In the fall of 2010, Martins assumed command of the new Rule of Law Field Force - Afghanistan, which works to transform problem areas into secure and accountable legal environments.

In a lecture following his acceptance of Harvard Law School's Medal of Freedom in 2011, Martins said:[Afghanistan's] lack of governance … is accompanied by a lack of confidence in the government's ability to deliver justice, resolve civil disputes and address a perceived culture of impunity among the powerful. Establishing the rule of law in these districts is critical to the kind of sound governance that will enable an enduring transition of security responsibility to Afghan forces and deny that rugged country as a sanctuary for global threats.Martins became the Chief Prosecutor of Military Commissions in 2011 at Guantánamo Bay Detention Camp. During this time, he reportedly requested not to be considered for a promotion as Martins was in-line for a promotion to major general, though he felt that a promotion would be disruptive to his work in Guantánamo.

In 2013, the army extended Martin's retirement beyond the scheduled late 2014 date, then to 2019, and finally to 2023. In 2021, he decided to retire effective September 30, 2021, before the start of the 9/11 trials. Martins' retirement announcement came as a surprise to many, though Martins was actually due to retire many times before 2021.

==Military awards==
Martins is a recipient of the Defense Superior Service Medal, the Legion of Merit, the Bronze Star (two awards), and the Meritorious Service Medal (multiple awards).

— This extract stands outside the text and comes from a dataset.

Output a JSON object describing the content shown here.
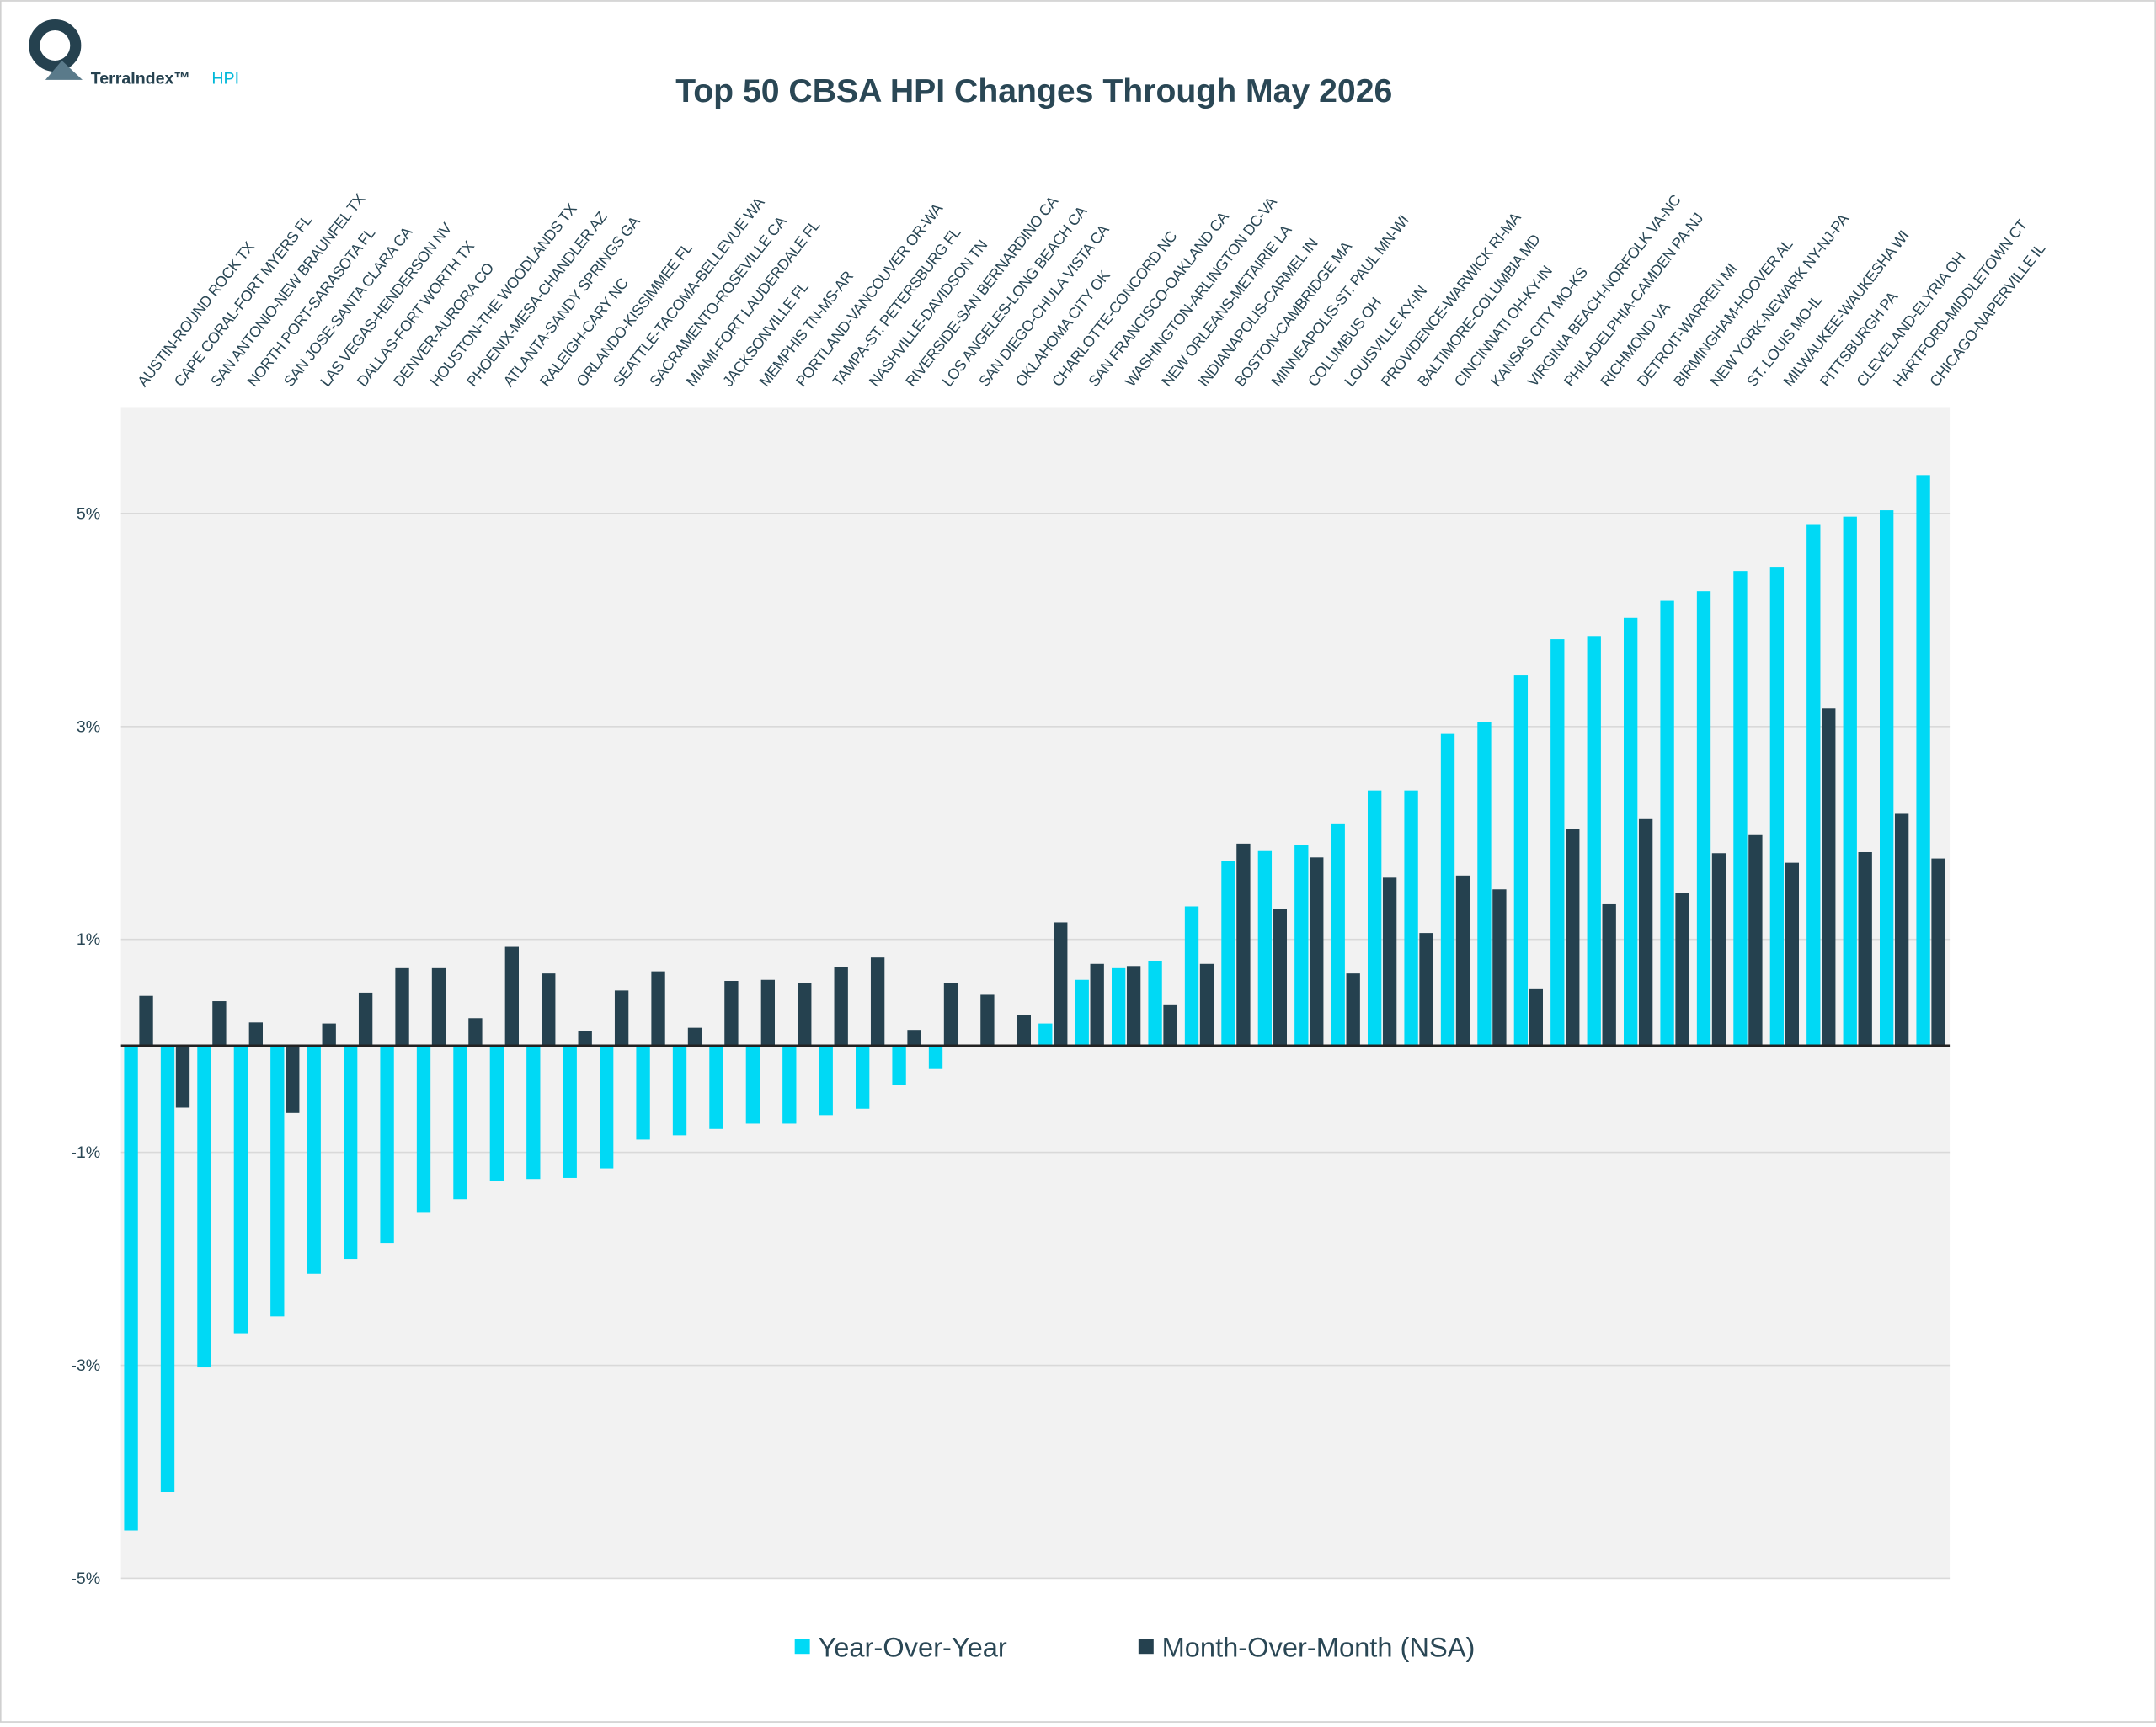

His badges include the Ranger Tab, the Expert Infantryman Badge, the Senior Parachutist Badge, the Pathfinder Badge, and the Air Assault Badge.

== Personal life ==
Martins is married. His wife Kate is also a West Point graduate, and was a helicopter pilot in the US Army. They have two children. Martins' son Nate also attended West Point and completed Ranger School in the US Army. His daughter, Hannah, was in Army ROTC at Princeton University.